Some time ago I linked my rarely used Yahoo account to my often Google account, so I when I came to log in to Yahoo it used my Google authentication. I wish all sites let me do this, instead of forcing me to remember more passwords. Plus, my Google account uses two-factor authentication, automatically making linked sites doubly secure. So, a seamless entrance to Pipes was a good start.
 |
| HTML of Page to Scrape |
The
page I was interested in converting to RSS had a "Latest News" section, with a bunch of news items underneath. See screenshot of the HTML. Luckily, these items were the only elements on the entire page using
h2 tags, allowing the creation of an amazingly simple Pipe to grab the page from the web site, parse it, search for elements within h2 tags, and output those elements to an RSS feed.
 |
| Yahoo Pipe Designer |
The Pipe I created is shown in its entirety here. It consists of an XPath Fetch Page module with two parameters, the URL of the page to parse, and the XPath to find the relevant elements within that page. I determined the XPath with the $x('') command in the Chrome Developer Tools Console. As you can see from the screenshot, it returns the elements of interest.
 |
| Validating the XPath in Chrome |
The output of the XPath Fetch Page module was piped into the Create RSS module, where the data elements were put into the correct location for the RSS. Here, the only output was into the content field of each item, so I used that to fill in the Title field of the RSS. For this simple Pipe I didn't bother with the description field, though I did later develop a fancier Pipe incorporating descriptions.

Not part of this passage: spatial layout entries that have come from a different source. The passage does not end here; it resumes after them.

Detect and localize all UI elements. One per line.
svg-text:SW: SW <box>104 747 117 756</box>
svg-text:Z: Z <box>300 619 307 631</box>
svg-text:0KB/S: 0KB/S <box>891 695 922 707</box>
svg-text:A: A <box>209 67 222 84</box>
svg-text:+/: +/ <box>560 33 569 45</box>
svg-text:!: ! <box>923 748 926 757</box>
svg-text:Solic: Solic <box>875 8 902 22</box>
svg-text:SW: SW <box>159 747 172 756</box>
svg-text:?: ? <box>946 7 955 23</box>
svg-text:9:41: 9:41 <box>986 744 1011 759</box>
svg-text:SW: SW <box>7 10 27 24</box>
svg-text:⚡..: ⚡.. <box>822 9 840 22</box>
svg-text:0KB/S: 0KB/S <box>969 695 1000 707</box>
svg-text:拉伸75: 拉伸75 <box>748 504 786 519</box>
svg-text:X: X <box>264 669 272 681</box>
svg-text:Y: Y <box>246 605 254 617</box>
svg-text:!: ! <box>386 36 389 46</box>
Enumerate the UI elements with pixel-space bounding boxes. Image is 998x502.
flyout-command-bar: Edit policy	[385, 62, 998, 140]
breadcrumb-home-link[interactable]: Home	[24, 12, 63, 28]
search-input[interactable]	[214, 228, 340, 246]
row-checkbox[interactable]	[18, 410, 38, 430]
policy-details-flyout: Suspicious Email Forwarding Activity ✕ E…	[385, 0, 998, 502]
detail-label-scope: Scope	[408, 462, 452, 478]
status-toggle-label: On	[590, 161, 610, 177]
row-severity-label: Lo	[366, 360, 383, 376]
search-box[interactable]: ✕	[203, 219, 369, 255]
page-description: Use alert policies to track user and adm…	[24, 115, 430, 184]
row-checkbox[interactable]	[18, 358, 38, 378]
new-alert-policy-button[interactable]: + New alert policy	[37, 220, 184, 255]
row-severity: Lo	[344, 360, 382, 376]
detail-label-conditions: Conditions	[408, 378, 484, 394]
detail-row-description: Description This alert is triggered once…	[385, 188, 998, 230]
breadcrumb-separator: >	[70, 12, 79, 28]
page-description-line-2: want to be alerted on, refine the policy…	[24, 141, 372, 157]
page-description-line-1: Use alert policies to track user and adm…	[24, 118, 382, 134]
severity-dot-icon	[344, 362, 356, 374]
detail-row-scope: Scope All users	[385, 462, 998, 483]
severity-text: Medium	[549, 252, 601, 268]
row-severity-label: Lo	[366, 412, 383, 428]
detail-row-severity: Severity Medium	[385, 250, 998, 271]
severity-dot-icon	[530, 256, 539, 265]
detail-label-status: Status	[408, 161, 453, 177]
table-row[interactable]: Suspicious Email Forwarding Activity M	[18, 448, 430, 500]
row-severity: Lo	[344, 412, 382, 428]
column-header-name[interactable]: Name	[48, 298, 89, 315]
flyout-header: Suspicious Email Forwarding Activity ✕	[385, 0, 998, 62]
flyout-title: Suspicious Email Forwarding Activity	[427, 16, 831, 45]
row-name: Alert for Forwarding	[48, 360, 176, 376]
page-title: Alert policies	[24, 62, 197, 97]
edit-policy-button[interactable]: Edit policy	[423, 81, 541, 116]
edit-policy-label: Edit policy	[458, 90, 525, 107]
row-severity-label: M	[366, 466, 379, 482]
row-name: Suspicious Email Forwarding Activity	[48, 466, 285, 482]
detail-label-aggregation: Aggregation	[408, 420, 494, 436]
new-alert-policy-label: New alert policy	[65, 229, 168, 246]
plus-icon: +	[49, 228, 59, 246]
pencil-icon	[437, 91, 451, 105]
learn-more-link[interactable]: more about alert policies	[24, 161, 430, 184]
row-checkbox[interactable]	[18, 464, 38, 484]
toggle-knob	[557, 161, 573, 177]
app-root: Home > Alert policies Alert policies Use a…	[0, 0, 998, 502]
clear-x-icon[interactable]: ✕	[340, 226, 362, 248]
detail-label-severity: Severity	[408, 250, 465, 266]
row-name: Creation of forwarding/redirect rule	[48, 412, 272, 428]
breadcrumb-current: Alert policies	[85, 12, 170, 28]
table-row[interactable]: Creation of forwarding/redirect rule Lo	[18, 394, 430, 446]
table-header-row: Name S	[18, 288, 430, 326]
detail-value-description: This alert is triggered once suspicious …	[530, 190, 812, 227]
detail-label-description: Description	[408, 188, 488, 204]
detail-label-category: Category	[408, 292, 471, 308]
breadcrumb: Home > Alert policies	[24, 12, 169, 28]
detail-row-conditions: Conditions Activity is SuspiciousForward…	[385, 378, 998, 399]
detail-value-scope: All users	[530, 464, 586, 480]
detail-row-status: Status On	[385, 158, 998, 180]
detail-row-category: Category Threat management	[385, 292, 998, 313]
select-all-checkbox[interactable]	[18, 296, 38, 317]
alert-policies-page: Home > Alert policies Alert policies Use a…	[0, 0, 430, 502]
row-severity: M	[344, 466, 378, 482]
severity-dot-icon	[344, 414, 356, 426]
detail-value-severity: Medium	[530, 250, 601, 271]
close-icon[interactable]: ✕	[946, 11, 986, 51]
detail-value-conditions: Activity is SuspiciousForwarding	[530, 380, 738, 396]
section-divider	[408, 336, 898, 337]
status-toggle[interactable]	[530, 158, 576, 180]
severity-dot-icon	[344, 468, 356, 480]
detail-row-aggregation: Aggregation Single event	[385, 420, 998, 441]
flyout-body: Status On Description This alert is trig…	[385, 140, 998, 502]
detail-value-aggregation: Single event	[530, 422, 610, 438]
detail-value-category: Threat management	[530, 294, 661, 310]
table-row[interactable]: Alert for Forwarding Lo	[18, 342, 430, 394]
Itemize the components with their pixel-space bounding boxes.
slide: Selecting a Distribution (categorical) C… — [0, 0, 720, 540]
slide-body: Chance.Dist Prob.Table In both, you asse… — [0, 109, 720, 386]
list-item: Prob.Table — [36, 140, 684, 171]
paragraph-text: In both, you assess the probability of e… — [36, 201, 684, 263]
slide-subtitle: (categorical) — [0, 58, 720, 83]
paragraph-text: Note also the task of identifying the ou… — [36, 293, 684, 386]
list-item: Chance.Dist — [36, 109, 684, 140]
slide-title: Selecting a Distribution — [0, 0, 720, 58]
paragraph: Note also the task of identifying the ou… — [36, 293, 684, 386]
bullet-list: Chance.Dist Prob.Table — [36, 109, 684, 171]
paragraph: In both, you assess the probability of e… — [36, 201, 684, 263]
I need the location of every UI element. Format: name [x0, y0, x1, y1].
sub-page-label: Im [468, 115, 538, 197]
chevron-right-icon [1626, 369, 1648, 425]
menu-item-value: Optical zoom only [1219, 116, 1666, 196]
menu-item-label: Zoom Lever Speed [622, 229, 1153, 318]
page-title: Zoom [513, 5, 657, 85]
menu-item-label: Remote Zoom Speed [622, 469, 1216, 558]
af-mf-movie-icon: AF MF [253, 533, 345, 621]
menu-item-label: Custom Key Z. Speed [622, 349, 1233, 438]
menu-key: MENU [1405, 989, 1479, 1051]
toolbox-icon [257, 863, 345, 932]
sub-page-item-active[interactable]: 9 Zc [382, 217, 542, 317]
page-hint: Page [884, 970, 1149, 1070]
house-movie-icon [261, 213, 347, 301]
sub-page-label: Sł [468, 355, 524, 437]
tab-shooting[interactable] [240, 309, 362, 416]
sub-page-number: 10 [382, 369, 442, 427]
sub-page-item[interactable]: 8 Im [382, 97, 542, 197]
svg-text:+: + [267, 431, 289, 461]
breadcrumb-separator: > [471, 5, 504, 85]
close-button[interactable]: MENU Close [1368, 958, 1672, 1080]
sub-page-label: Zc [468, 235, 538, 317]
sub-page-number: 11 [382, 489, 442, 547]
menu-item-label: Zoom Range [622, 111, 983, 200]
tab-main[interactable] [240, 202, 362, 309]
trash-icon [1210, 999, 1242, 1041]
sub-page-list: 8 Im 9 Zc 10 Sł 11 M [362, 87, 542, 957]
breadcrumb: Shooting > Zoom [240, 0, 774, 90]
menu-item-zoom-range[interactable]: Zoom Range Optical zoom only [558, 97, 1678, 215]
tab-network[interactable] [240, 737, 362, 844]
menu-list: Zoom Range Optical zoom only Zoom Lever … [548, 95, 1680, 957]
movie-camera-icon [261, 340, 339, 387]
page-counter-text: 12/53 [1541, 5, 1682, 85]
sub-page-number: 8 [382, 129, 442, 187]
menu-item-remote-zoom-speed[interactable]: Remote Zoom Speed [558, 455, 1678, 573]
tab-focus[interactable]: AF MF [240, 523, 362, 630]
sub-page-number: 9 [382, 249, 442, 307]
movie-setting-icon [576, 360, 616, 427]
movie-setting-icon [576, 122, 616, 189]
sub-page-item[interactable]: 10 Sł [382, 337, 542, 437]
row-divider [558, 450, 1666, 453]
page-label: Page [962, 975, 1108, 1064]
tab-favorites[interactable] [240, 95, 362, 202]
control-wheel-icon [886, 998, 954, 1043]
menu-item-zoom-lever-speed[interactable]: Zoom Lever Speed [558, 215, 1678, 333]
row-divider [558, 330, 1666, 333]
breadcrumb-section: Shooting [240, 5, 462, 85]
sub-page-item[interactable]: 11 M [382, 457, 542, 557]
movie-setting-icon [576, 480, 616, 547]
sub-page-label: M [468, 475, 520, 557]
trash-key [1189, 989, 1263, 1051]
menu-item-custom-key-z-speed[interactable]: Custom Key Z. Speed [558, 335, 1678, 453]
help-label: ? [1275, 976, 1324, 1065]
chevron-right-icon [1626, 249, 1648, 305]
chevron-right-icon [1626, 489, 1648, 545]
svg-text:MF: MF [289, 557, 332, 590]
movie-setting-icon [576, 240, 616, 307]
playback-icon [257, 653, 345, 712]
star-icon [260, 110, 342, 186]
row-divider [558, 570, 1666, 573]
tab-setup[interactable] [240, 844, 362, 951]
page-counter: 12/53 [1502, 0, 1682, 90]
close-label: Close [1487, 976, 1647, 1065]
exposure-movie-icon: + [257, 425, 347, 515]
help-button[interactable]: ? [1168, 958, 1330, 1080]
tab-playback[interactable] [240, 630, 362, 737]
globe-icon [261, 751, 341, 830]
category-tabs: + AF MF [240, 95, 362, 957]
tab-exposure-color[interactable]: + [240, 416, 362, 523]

That was all! A person with some experience in developing Pipes would be able to create this web page to RSS pipe in about five minutes. Doing this in code, such as Python, PHP or even C#, would take much, much longer. For a short-lived feed like this (assuming these road-works eventually finish) it would not be worth the effort in a scripting or programming language, but it's the most perfect task for Yahoo Pipes. Did I mention it's free?